During the three weeks we were lying at the quay in Buenos Aires we were occupied in getting everything on board, and making the vessel ready for sea. We had finished this by the afternoon of Wednesday, October 4, and next morning the Pram was ready to continue her second circumnavigation of the globe.
In Buenos Aires we lay at the same quay as the Deutschland, the German Antarctic Expedition’s ship.
A. Kutschin and the second engineer, J. Nodtvedt, went home, and seaman J. Andersen was discharged.
From Buenos Aires to the Ross Barrier.
On the trip from Buenos Aires to the Barrier the watches were divided as follows: From eight to two: T. Nilsen, L. Hansen, H. Halvorsen, and A. Olsen. From two to eight: H. Gjertsen, A. Beck, M. Ronne, and F. Steller. In the engine-room: K. Sundbeck and H. Kristensen. Lastly, K. Olsen, cook. In all eleven men.
It is said that “well begun is half done,” and it almost seems as if a bad beginning were likely to have a similar continuation. When we left the northern basin on the morning of October 5, there was a head wind, and it was not till twenty-four hours later that we could drop the pilot at the Recalada lightship. After a time it fell calm, and we made small progress down the River La Plata, until, on the night of the 6th, we were clear of the land, and the lights disappeared on the horizon.
Properly speaking, we ought to have been in the west wind belt as soon as we came out, and the drift of the clouds and movement of the barograph were examined at least twenty-four times a day, but it still remained calm. At last, after the lapse of several days, we had a little fresh south-westerly wind with hail showers, and then, of course, I thought we had made a beginning; but unfortunately it only lasted a night, so that our joy was short-lived.

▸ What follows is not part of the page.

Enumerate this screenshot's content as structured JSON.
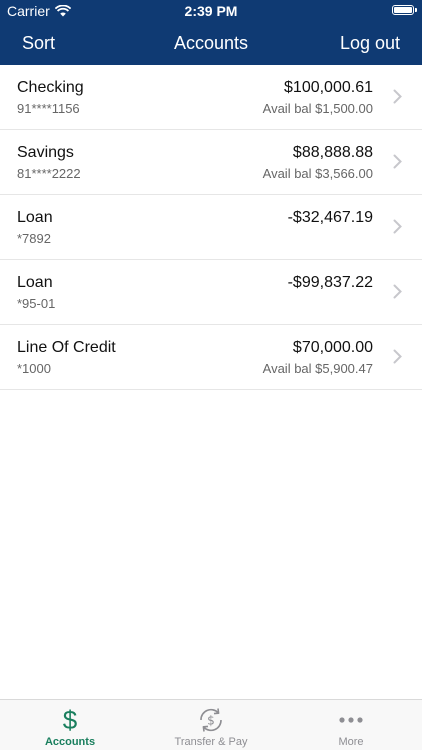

We took with us from Buenos Aires fifteen live sheep and fifteen live little pigs, for which two houses were built on the after-deck; as, however, one of the pigs was found dead on the morning after the south-westerly breeze just mentioned, I assumed that this was on account of the cold, and another house was at once built for them between decks (in the work-room), where it was very warm. They were down here the whole time; but as their house was cleaned out twice a day and dry straw put on the floor, they did not cause us much inconvenience; besides which, their house was raised more than half a foot above the deck itself, so that the space below could always be kept clean. The pigs thrived so well down here that we could almost see them growing; on arrival at the Barrier we had no fewer than nine alive.
The sheep had a weather-tight house with a tarpaulin over the roof, and they grew fatter and fatter; we had every opportunity of noticing this, as we killed one of them regularly every Saturday until we came into the pack-ice and got seal-meat. We had four sheep left on reaching the Barrier.